Opinion
Argued March 21, 2000.
May 1, 2000.
In a proceeding pursuant to CPLR article 78 to review certain conditions imposed by the respondent upon the operation of the petitioner's recycling business, the petitioner appeals from a judgment of the Supreme Court, Orange County (West, J.), entered January 19, 1999, which denied the petition and dismissed the proceeding.
Fabricant Lipman, Goshen, N.Y. (Alan S. Lipman of counsel), for appellant.
Richard W. Hoyt, Walden, N.Y., for respondent.
DAVID S. RITTER, J.P., DANIEL W. JOY, SONDRA MILLER, HOWARD MILLER, JJ.
DECISION ORDER
ORDERED that the judgment is affirmed, with costs.

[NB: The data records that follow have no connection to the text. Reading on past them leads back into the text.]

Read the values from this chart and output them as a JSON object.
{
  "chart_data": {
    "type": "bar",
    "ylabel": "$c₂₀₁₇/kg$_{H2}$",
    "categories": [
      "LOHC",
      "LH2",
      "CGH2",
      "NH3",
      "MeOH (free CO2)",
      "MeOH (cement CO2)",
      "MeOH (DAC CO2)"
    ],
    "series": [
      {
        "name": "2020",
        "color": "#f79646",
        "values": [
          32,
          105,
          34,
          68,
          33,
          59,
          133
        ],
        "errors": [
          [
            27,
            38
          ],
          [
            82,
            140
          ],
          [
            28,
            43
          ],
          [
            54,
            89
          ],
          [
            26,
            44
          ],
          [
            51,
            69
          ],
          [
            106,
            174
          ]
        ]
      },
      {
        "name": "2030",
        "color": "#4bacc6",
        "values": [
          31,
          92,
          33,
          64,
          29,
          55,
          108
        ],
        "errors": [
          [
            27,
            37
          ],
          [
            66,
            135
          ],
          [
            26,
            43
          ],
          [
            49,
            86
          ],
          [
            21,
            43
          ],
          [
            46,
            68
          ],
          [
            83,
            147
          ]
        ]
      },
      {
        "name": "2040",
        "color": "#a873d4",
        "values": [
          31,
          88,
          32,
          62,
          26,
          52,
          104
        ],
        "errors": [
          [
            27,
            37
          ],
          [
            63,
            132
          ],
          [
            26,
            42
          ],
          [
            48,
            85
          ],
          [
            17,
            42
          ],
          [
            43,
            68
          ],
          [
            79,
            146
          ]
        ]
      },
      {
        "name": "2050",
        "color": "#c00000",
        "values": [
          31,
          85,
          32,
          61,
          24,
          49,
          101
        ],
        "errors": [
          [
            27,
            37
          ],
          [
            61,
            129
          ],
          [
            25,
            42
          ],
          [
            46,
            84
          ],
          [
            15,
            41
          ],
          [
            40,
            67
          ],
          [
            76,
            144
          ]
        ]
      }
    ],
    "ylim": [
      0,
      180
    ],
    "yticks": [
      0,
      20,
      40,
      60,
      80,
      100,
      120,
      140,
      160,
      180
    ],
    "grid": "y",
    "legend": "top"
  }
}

Although the petitioner's operation was a preexisting, nonconforming use, predating the 1996 enactment by the Town of Montgomery of its Composting and Recycling Law (Local Laws, 1996, No. 1 of Town of Montgomery), the respondent nevertheless had the authority to impose conditions on the petitioner's hours of operation as an exercise of its police powers (see, Town of Hempstead v. Goldblatt, 9 N.Y.2d 101, affd 369 U.S. 590; Town Board of Town of Southampton v. 1320 Entertainment, 236 A.D.2d 387). The reasonable time restrictions imposed were not arbitrary and capricious (see, Town Board of Town of Southampton v. 1320 Entertainment, supra).
The petitioner's remaining contention lacks merit.
RITTER, J.P., JOY, S. MILLER and H. MILLER, JJ., concur.